Wavelet Transform

1 minute read

We know that wavelet transform comes from STFT by changing a single windowing function to a set of windowing functions. \(X(t,\omega) = \int_{-\infty}^{\infty}x(t^{\prime})w(t^{\prime} - t)e^{-j\omega t^{\prime} }dt^{\prime} = \int_{-\infty}^{\infty}x(t^{\prime})\phi_{t,\omega} (t^{\prime})dt^{\prime}\)
Rewrite the function \(\phi_{t,\omega}\) with two parameters: \(s\) scale and \(t\) time shift. We have the wavelet basis \(\phi_{t,s}(t^{\prime}) = \frac{1}{\sqrt{s}} \phi_m (\frac{t^{\prime} - t}{s})\) \(\phi_m\) is the mother wavelet. We can see that this is effectively changing the basis of the transform. Instead of transforming the signal into cosine basis, we find a different sets of basis functions.
It is used in compression (JPEG2000) and denoising, etc.

Representation of sharp changes: Fourier transform needs lots of cosines to represent a sharp changes, and it is affected by Gibbs effect. It is hard to get a sparse representation when there are edges in the signal.
Computational complexity: FFT – \(O(n\log(n))\), fast wavelet – \(O(n)\)
Both are orthogonal basis.
We can see this as multiple basis functions with non-zeros values at a small range, while FFT’s basis functions have values for the whole domain.

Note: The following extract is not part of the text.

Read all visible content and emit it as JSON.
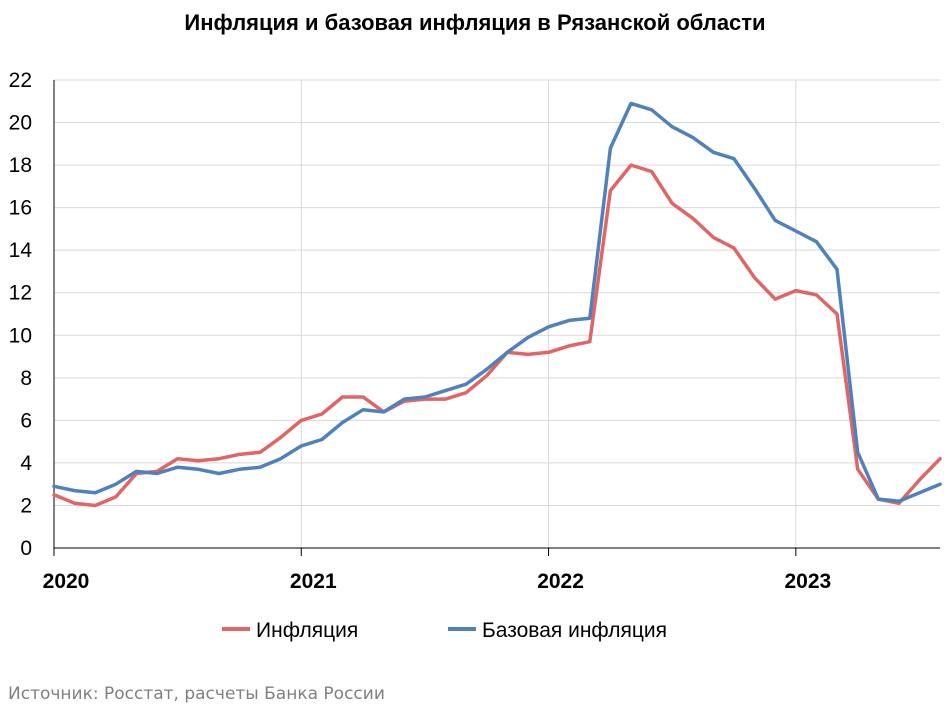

Low pass filters are averaging filters that approximate the signal and high pass filter produces details.
Thresholding can denoise the signal and there are multiple ways to choose the threshold.
Because of the filtering, downsampling will not overlap the frequency bands.
When the length of the filter is larger than 2, boundary problems occur. (There are no boundary problems with the Haar wavelet!) There are two main ways to handle the boundaries: symmetric and period.(From Wavelet for kids.)